What Is Intelligent Energy Saving?

Dec 21, 2021

Did you know that air conditioning can make up around 6% to 45% for commercial purposes & 6% to 17% for residences on average? This includes the times it’s switched off but still plugged in. 

Although you can just unplug these points as an energy-saving habit, it doesn’t help you as much as you think. 

As opposed to mere energy-saving, intelligent energy-saving solutions give you an insight into what’s going at a circuit breaker and equipment level – the areas which aren’t visible when assessing energy consumption manually. Intelligent energy-saving also helps you monitor your energy consumption with real-time, tangible data so you can know what’s going on at a larger scale (for distributed branches or facilities), room, and even down to a device level. 

This becomes important when you’re managing a large network of buildings, are away or not available to conduct manual assessments, and when certain issues occur such as leakages, breakdowns, etc. Intelligent energy-saving becomes the single-point operating system you can use to know exactly where issues have occurred, why and even predict potential issues for you to act on beforehand. How is this done? Intelligent energy-saving puts energy-saving back in your hands using technology that proactively monitors, measures, and gives you detailed data insights on the go through an app. 

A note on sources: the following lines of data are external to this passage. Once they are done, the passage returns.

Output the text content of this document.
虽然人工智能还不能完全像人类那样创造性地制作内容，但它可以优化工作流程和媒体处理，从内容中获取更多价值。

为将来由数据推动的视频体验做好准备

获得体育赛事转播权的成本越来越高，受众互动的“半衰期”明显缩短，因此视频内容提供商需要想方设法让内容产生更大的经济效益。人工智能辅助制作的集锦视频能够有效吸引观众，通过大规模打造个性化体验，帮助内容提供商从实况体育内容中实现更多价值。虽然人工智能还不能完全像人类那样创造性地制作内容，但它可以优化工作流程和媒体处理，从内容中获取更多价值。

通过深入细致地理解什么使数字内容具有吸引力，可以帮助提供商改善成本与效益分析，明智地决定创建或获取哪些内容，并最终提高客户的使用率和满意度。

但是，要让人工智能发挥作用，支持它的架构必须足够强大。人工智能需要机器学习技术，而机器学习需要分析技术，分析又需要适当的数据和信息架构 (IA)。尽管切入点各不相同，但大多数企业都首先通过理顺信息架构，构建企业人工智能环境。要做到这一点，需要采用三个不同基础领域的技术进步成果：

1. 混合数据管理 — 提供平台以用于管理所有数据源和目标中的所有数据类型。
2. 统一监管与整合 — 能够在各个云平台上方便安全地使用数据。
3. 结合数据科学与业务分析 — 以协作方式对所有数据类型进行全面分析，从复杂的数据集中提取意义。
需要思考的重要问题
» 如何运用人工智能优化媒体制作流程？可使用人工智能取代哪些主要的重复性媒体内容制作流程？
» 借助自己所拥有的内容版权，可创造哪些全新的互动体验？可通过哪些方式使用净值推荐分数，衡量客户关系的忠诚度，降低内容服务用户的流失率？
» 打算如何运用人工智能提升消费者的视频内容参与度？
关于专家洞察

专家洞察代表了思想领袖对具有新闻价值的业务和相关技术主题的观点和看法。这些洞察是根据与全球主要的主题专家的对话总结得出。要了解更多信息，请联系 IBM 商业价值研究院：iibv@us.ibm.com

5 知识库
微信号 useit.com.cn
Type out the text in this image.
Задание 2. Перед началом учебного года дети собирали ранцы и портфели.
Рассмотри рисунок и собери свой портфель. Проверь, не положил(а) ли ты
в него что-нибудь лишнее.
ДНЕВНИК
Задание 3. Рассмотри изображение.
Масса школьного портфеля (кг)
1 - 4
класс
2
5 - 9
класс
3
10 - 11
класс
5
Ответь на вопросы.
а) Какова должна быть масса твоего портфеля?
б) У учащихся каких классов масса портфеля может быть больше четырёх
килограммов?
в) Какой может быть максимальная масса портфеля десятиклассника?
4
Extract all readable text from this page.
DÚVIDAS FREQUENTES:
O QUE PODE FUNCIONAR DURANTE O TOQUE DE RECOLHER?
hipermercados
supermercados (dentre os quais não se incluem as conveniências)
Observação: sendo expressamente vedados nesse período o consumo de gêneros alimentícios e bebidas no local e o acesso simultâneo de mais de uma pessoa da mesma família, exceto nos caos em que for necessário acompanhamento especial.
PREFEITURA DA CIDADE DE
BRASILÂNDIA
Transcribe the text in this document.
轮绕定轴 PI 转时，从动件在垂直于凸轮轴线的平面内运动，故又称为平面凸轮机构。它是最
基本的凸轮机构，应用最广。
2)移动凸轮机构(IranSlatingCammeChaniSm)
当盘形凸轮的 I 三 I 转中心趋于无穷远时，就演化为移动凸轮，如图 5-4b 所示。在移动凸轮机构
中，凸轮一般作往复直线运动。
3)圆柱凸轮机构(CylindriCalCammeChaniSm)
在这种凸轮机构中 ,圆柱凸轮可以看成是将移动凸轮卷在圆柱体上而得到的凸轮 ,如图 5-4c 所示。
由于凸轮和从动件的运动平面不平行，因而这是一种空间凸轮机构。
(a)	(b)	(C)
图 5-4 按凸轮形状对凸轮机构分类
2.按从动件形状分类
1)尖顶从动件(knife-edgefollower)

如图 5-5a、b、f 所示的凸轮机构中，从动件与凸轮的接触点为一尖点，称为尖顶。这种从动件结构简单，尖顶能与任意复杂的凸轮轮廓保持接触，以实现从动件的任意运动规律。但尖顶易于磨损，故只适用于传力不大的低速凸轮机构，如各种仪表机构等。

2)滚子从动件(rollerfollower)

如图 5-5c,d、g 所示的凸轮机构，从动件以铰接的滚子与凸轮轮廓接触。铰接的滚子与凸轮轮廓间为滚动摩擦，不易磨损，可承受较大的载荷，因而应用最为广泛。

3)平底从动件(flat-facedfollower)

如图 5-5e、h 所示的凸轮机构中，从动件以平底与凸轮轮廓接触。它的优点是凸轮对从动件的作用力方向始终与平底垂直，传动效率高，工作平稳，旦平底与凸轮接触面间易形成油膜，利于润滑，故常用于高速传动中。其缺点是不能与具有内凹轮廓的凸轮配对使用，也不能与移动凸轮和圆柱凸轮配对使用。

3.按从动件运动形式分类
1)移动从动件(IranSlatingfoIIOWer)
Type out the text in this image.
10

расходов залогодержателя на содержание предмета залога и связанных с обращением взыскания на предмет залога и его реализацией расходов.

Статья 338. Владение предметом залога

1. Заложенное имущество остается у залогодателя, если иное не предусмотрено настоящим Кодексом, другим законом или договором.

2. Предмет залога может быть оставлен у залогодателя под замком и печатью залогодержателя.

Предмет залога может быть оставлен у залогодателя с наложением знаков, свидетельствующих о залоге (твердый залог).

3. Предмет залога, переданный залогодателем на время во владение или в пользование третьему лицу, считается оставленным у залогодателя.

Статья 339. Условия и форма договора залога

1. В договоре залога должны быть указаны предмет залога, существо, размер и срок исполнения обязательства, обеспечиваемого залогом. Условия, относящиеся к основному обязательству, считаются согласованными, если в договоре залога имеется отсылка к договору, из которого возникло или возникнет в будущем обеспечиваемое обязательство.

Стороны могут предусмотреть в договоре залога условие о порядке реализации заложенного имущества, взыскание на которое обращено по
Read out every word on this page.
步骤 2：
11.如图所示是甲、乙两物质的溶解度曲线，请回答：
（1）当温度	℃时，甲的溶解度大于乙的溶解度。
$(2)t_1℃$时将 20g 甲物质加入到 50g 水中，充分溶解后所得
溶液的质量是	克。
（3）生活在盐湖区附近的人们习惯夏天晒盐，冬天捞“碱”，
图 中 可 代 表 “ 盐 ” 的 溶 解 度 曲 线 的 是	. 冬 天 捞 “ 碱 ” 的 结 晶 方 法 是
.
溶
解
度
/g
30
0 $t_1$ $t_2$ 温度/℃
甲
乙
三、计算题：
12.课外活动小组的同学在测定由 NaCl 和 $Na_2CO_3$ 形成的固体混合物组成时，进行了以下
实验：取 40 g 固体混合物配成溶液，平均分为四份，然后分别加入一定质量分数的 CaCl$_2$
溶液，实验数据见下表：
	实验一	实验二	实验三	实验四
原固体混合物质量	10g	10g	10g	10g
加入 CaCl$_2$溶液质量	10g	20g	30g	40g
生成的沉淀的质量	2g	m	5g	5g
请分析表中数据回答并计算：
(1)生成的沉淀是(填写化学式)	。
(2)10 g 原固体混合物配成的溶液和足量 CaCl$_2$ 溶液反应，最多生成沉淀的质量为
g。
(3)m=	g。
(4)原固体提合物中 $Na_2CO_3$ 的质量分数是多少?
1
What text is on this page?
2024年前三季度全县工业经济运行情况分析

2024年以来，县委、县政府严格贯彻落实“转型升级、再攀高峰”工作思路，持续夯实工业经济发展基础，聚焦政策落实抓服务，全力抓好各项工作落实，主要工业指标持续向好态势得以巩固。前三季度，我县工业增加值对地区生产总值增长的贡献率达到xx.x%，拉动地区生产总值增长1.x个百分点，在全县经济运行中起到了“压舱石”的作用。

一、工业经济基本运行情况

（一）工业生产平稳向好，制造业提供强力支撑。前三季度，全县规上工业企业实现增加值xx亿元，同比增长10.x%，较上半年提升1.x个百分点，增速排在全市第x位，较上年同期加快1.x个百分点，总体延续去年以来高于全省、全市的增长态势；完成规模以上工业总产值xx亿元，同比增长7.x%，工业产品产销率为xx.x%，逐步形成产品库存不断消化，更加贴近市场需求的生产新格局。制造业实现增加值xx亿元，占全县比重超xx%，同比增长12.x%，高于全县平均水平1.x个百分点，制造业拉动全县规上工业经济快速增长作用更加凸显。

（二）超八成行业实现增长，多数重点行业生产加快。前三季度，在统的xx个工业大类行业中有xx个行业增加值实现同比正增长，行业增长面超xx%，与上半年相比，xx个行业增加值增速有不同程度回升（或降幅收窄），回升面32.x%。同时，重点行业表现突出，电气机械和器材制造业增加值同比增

This is a great starting point for you to be the independent, control tower when it comes to assessing & lowering your own energy consumption & costs, improving energy efficiency, reducing carbon emissions which will help lower the impact of climate change eventually. Intelligent energy-saving uses an automated intelligence platform with your preferred settings to inform you of energy consumption patterns for any period. Introducing intelligent energy-saving systems in areas with heavy usage of lighting, various electrical appliances, air conditioning and more are needed now more than ever. Why? It is said that the emissions from buildings and construction alone contribute to around 39% of global carbon emissions with about 28% attributed to the operation of buildings (lighting, cooling, and heating). This makes concrete jungles with apartment complexes, skyscrapers, shopping, or retail hubs and more, one of the highest carbon contributors to the impact of climate change, which is seen through increased cyclones, forest fires, rising sea levels, and the like. 

The greater the number of such carbon-dense areas, the higher the emissions and the worse the impact of climate change, which calls for intelligent energy-saving solutions. This way each one of us can gain control over our energy savings, make a less impressionable carbon footprint and keep natural disasters from becoming regulars.